Zaman zaman bana soruyorlar: "Yazı ve Editörlük Dersleri'nde neler işleniyor, hangi konular ele alınıyor?" Hemen söyleyeyim ki, bu kursumuzun adı bazılarının cömertçe kullandığı gibi "Yazar Okulu" falan değil. Yani derslere devam eden herkes 'yazar' olmayabiliyor. Ama yazı yazmanın inceliklerini öğreniyor. Dikkat etmesi gereken özelliklere vakıf oluyor, iyi metinleri kötülerinden ayırt edebiliyor. Yazdıklarını defalarca gözden geçirmesinin gerekliliğine inanmaya başlıyor, yazdıklarını paylaşmanın sevincini yaşıyor. Elbette bu kurslara devam eden herkes yazar olmayabilir. Resim kursuna giden herkes ressam olabiliyor mu? Hat derslerini muntazaman takip eden herkes anlı şanlı bir hattat mı çıkıyor? Elbette bu mümkün değil. Esasen sanatta yetenek kadar sabır, çalışkanlık ve bilhassa kader söz konusudur.

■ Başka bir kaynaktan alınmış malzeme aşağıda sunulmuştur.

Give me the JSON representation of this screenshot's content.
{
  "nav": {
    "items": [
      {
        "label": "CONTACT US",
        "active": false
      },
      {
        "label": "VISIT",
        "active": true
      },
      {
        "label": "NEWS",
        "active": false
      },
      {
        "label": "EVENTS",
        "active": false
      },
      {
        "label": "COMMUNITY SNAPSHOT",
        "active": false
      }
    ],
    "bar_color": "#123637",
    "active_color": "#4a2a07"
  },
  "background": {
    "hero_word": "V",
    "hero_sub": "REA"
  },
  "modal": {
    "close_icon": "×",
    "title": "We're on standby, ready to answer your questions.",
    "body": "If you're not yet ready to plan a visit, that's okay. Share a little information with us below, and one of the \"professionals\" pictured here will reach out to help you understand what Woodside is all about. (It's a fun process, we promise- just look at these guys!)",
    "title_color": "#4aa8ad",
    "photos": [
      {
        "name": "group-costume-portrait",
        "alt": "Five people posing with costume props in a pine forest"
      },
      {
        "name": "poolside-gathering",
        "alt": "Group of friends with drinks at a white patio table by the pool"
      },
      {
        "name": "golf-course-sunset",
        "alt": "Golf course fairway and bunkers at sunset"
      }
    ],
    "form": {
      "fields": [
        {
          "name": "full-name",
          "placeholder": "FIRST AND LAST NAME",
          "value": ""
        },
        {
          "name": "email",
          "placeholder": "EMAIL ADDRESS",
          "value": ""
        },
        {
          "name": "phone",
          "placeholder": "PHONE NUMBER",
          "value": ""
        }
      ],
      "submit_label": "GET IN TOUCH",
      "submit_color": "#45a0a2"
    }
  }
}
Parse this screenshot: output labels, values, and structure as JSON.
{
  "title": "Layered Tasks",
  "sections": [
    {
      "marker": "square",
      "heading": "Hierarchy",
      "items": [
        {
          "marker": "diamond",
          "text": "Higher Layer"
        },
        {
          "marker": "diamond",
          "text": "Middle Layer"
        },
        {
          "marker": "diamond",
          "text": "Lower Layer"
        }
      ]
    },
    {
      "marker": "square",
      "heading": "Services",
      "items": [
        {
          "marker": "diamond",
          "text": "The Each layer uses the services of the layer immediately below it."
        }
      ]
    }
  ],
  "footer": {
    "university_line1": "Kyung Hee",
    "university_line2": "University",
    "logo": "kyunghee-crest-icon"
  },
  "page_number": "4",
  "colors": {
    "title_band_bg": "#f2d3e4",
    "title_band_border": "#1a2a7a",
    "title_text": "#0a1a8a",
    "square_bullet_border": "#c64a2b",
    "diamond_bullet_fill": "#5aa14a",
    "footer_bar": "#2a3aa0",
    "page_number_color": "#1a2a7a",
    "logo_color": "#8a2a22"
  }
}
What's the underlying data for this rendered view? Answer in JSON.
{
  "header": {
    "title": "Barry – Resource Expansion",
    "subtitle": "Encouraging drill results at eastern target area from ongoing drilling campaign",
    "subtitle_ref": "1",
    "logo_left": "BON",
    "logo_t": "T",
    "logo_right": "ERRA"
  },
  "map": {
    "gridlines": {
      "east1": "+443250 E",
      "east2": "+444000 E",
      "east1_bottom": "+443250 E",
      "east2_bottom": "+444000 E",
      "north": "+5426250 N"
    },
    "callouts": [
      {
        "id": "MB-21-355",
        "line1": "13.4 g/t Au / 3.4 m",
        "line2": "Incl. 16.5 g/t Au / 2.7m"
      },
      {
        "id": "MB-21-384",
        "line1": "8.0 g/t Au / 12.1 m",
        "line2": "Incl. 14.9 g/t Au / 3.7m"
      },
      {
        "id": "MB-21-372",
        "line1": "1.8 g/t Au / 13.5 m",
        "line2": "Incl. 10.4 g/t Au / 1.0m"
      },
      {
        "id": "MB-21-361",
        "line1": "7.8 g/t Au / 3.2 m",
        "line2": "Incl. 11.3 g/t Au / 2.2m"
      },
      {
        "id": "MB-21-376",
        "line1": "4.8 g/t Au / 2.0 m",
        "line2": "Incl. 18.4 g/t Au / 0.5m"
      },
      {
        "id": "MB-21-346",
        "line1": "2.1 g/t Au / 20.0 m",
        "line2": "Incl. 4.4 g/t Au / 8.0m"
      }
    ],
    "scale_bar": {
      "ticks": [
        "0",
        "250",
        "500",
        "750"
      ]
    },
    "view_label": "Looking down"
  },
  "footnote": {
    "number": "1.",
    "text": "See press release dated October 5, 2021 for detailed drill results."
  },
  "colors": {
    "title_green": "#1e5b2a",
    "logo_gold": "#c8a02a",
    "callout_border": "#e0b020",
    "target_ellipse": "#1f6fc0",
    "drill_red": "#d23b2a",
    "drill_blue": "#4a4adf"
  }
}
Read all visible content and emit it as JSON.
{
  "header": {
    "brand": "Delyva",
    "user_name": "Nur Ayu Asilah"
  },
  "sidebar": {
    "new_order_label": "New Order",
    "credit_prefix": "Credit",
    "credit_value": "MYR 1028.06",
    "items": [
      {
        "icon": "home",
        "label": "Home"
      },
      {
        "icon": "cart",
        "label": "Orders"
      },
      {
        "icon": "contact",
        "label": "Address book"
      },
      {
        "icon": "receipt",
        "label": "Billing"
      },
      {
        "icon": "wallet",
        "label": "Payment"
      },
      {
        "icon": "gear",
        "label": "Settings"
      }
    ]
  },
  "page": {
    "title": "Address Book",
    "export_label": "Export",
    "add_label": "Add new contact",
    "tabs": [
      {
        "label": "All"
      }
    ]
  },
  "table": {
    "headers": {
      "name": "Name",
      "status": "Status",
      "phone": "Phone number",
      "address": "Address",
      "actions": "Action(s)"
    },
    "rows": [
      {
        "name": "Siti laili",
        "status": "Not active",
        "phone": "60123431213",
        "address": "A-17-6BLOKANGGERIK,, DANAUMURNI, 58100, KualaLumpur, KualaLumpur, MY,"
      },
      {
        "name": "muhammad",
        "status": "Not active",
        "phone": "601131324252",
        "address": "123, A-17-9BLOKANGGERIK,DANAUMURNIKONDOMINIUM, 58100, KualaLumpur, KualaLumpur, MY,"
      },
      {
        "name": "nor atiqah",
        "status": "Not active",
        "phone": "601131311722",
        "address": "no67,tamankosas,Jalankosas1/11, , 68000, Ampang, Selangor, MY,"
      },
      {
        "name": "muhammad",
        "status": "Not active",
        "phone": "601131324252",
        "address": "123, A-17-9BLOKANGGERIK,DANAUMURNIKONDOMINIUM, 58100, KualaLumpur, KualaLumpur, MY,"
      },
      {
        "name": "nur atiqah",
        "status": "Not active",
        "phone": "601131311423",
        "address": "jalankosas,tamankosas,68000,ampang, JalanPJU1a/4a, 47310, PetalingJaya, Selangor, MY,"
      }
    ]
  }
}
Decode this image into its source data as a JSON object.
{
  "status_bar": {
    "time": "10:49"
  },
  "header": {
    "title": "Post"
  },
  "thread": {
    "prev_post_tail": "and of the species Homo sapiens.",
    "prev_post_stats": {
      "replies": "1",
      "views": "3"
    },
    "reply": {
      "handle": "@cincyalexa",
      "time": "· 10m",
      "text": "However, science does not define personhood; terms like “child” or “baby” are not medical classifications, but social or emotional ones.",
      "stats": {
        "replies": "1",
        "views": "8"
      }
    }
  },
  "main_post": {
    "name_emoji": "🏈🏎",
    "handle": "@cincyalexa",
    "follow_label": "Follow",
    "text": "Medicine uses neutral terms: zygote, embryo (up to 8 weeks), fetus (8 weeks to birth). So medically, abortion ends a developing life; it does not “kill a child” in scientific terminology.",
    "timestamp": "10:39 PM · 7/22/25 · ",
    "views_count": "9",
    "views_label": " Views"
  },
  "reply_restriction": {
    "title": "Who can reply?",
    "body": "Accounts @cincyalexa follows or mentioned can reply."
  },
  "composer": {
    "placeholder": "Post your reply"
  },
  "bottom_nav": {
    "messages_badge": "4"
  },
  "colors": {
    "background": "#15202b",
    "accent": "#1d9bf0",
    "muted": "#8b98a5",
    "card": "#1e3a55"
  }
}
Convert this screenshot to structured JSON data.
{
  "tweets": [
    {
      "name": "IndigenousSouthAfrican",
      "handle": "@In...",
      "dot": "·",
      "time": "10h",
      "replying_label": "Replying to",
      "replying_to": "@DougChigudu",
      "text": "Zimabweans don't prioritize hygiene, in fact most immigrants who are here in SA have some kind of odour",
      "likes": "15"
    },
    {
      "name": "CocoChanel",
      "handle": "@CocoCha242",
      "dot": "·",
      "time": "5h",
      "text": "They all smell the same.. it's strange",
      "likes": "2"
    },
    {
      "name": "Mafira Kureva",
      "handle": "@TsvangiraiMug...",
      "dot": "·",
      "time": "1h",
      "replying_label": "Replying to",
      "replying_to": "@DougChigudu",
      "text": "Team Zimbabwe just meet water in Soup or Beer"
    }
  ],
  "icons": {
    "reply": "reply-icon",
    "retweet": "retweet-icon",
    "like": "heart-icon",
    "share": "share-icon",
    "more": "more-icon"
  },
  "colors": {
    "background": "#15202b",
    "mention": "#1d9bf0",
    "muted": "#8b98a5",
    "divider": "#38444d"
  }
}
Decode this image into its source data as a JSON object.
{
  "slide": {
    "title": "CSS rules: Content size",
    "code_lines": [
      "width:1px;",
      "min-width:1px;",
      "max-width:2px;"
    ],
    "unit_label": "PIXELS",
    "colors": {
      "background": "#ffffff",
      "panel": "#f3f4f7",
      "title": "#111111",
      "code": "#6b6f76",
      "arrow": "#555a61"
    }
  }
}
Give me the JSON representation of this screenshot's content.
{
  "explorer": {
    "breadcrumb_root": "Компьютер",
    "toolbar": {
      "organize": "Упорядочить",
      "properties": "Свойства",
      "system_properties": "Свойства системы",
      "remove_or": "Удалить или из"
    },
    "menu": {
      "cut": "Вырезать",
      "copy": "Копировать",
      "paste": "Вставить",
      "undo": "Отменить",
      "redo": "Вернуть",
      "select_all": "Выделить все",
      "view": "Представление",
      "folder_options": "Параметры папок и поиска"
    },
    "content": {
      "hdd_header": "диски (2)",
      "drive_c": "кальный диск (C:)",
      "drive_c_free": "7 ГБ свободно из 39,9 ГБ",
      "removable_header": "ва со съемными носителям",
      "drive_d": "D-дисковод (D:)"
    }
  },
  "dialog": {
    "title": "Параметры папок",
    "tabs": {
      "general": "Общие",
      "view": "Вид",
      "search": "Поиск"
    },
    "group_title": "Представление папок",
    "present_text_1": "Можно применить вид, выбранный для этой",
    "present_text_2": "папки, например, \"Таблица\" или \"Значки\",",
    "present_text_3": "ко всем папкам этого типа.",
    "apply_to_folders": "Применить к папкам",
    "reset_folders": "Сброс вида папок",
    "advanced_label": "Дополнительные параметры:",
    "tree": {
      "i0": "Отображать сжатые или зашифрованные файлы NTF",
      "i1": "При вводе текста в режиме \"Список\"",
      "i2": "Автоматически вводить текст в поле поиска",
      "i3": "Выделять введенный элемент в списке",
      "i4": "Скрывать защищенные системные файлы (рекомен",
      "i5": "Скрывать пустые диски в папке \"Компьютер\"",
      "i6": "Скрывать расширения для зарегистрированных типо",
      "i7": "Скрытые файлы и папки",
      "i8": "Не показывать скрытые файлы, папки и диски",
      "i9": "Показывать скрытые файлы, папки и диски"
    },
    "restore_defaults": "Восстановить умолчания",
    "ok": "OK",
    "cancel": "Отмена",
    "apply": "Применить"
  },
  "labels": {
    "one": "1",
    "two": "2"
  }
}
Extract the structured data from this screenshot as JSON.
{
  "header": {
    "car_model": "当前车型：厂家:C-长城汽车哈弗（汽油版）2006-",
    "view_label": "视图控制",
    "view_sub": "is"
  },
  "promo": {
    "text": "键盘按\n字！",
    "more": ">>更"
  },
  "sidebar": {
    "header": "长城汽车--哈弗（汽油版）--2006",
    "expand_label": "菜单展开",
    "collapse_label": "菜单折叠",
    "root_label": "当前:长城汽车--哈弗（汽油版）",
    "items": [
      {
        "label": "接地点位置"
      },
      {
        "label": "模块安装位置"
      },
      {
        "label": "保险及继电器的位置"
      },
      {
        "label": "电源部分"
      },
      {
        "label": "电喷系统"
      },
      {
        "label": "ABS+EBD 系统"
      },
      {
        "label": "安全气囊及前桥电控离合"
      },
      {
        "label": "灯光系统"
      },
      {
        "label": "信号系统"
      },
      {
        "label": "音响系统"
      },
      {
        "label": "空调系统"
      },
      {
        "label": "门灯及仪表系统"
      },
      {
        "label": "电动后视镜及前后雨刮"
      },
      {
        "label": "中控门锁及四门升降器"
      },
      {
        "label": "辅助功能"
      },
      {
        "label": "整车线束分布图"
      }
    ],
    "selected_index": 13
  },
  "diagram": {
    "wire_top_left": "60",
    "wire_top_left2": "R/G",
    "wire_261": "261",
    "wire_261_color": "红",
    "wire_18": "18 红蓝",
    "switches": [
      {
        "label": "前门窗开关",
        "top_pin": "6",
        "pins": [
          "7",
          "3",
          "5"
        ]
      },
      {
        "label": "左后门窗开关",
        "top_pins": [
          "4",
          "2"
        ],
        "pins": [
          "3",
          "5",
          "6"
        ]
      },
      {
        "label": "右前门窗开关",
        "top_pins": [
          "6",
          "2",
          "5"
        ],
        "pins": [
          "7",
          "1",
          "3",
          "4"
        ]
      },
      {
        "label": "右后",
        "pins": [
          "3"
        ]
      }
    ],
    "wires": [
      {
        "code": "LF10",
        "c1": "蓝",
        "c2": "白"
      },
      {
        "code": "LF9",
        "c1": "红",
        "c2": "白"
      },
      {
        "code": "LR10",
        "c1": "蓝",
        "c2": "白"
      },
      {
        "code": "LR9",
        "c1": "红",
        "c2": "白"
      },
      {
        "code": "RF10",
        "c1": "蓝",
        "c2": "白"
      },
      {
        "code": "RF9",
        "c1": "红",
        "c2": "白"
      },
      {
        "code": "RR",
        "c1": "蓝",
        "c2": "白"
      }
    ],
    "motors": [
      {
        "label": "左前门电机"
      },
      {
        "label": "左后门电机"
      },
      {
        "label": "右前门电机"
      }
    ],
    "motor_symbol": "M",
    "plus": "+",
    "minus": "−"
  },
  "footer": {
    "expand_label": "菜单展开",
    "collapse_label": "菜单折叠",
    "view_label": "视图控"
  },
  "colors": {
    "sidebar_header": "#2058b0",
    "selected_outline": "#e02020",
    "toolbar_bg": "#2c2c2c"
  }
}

Yazmak geleceğe bazı sözleri emanet etmektir. Yazmak, bilgiyi, hissi ve yaşanmışlıkları nisyandan kurtarıp istikbale hediye olarak yollamaktır. "Söz uçar yazı kalır." sözü çok önemli. Çiçek Derman, Rikkat Hanım'ı anlatırken dedi ki: "Hocamla on yıl boyunca birlikte çalışırken ağzından çıkan neredeyse her sözü not ettim. Hatta o kadar ki, 'Cicim, nedir sendeki bu yazma merakı, niçin her şeyi kaydediyorsun' diyerek hayret etmişti. Ama bugün Rikkat Kunt Hoca Hanım kitabı bütün o notlardan, arşivden ortaya çıktı." Bence bu sözler, gençlerimiz için de yol göstericidir. Yazmak lazım. Çiçek Hanım iyi ki, yazı konusunda hocası Rikkat Kunt'u değil de rahmetli Süheyl Ünver'i örnek almış ve her şeyi kaydetmiş, zapt etmiş. Bazen bir fikir bir makale ile vücut bulur, bazen bir his bir denemede öne çıkar. Bir hatıra bir hikaye ile geleceğe bırakılır. Kısacası yazmak, değerlerimizi muhafaza etmek, onların ömrünü bir bakıma uzatmaktır. Bu yüzden ben bütün dostlarıma yazmalarını, mümkünse hatıralarını kaleme almalarını tavsiye ediyorum. Bu öğütleri dinleyen dostlarım, daha sonra dönüp bana teşekkür ediyorlar.
Ömrünü yazıya, edebiyata, arşive, fikre adamış iki ideal insanı, iki mefkureci büyüğümüzü birkaç gün önce ebedu00ee aleme uğurladık. Milli Kütüphane'nin eski Genel Müdürü Dr. Müjgan Cunbur ile üstat Necip Fazıl Kısakürek'in Büyük Doğu'sunda uzun yıllar yazıişleri müdürlüğü yapmış, bir çok esere imza atmış olan avukat ve yazar Hüseyin Rahmi Yananlı. Her ikisi de bu millete aşık, toplumun temel değerlerine saygılı ve inançlı aydınlardı. Rahmetle, minnet ve şükran duygularıyla yad ediyorum. Çıktıkları mecburi yolda ruhlarına mağfiret diliyorum. Kabirleri nur, mekanları cennet olsun.